FILE – In this photo provided by the U.S. Navy, smoke rises from the sinking battleship USS Arizona during the Japanese attack on Pearl Harbor in Hawaii on Dec. 7, 1941. The US Navy and the National Park Service will hold a memorial service. December 2022, the 81st anniversary of the 1941 Japanese bombing of Pearl Harbor.
(AP Photo/File)
“Within a few seconds, the explosion came with huge flames right over the ship itself, but hundreds of feet up,” Lee told the AP in an interview after a boat tour of the harbor.

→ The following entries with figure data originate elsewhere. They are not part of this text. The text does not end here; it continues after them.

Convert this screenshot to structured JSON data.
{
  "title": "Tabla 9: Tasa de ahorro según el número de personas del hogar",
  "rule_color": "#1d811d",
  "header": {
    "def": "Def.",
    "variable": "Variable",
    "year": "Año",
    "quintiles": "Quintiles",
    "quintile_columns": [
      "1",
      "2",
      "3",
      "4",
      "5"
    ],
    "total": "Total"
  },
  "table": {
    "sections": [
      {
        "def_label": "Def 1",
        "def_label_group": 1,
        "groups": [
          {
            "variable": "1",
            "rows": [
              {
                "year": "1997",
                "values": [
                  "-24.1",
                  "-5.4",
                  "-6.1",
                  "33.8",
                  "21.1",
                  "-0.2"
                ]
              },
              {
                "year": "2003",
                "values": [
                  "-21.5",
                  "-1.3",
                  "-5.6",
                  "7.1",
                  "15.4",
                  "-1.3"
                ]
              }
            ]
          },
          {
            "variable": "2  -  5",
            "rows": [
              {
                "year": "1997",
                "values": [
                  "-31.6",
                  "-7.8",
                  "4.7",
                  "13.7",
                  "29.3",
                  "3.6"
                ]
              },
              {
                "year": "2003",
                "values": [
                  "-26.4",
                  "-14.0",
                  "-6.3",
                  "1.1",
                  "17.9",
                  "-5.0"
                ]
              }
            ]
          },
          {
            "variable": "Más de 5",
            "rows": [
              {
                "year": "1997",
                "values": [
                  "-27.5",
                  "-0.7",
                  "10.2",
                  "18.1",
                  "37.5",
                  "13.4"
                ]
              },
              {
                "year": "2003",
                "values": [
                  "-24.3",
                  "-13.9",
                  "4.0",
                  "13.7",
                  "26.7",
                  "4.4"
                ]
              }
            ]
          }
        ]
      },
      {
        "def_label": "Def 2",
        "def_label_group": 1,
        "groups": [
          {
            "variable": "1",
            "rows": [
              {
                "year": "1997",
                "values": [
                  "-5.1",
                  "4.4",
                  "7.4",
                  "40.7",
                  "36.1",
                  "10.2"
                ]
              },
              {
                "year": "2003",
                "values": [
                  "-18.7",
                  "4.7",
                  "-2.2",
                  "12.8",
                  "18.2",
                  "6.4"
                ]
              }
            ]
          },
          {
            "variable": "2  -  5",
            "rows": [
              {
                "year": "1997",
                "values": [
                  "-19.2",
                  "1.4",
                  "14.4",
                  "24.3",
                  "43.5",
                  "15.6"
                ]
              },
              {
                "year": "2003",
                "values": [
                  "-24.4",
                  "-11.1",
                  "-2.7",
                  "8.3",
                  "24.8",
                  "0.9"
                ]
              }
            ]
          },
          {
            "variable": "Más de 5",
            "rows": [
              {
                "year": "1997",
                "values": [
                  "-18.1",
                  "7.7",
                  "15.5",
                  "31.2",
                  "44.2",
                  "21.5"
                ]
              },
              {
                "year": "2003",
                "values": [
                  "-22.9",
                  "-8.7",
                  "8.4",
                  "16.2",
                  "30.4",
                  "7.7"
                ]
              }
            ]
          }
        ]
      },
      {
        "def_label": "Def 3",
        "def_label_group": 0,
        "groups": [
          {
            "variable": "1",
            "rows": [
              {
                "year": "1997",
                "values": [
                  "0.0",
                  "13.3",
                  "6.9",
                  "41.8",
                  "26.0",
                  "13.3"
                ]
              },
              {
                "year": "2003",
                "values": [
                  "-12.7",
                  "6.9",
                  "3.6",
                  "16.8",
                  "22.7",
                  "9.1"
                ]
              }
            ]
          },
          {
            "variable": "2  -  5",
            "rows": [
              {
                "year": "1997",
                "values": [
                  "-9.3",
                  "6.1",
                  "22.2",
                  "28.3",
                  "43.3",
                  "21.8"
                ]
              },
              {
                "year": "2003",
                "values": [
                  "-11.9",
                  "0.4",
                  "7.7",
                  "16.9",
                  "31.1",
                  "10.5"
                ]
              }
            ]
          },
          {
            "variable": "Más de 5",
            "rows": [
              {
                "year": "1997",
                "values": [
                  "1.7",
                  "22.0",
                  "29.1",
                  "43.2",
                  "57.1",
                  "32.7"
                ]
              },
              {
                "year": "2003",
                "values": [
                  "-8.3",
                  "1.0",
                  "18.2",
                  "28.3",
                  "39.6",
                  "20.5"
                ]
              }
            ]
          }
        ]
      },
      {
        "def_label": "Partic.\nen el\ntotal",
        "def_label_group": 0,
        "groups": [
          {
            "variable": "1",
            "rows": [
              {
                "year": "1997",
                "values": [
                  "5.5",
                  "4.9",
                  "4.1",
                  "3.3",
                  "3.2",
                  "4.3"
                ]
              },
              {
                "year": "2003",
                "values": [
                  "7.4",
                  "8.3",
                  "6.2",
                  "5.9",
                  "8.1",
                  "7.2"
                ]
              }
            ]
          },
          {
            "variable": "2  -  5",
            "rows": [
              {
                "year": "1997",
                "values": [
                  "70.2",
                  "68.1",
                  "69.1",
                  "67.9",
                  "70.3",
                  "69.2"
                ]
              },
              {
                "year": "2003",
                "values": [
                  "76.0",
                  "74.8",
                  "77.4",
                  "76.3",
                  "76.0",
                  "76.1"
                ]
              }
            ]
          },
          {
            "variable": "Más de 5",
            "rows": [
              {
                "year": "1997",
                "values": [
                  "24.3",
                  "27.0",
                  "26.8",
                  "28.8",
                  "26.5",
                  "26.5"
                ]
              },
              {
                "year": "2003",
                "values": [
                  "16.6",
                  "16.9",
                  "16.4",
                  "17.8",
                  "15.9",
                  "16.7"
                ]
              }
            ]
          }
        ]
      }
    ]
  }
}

Lee said many of the sailors who jumped into the water to escape the burning ships swam across the oil-covered harbor to a landing near his home. He and his mother used Fels-Naptha soap to help wash the sailors.
The sailors who managed to board the small boats brought them back to their ships. Lee said he thought they were “very heroic”.

FILE – In this photo released by the U.S. Navy, the destroyer USS Shaw explodes after being hit by bombs during a surprise Japanese attack on Pearl Harbor in Hawaii on Dec. 7, 1941. Centuries-old survivors of the attack on Pearl Harbor are expected. On Wednesday, December 7, 2022, gather at the site of the Japanese bombing to remember those who died 81 years ago.
(US Navy via AP)
The next day, he joined the Hawaii Territorial Guard and eventually the US Navy. After the war, he worked for Pan American World Airways for 30 years.
The U.S. Department of Veterans Affairs does not have statistics on the number of Pearl Harbor survivors, but the department estimates that only 240,000 of the 16 million who served in World War II survived and about 230 died. . day
According to a rough estimate by military historian J. Michael Wenger, there were about 87,000 military personnel on Oahu at the time of the attack.
The Associated Press contributed to this report.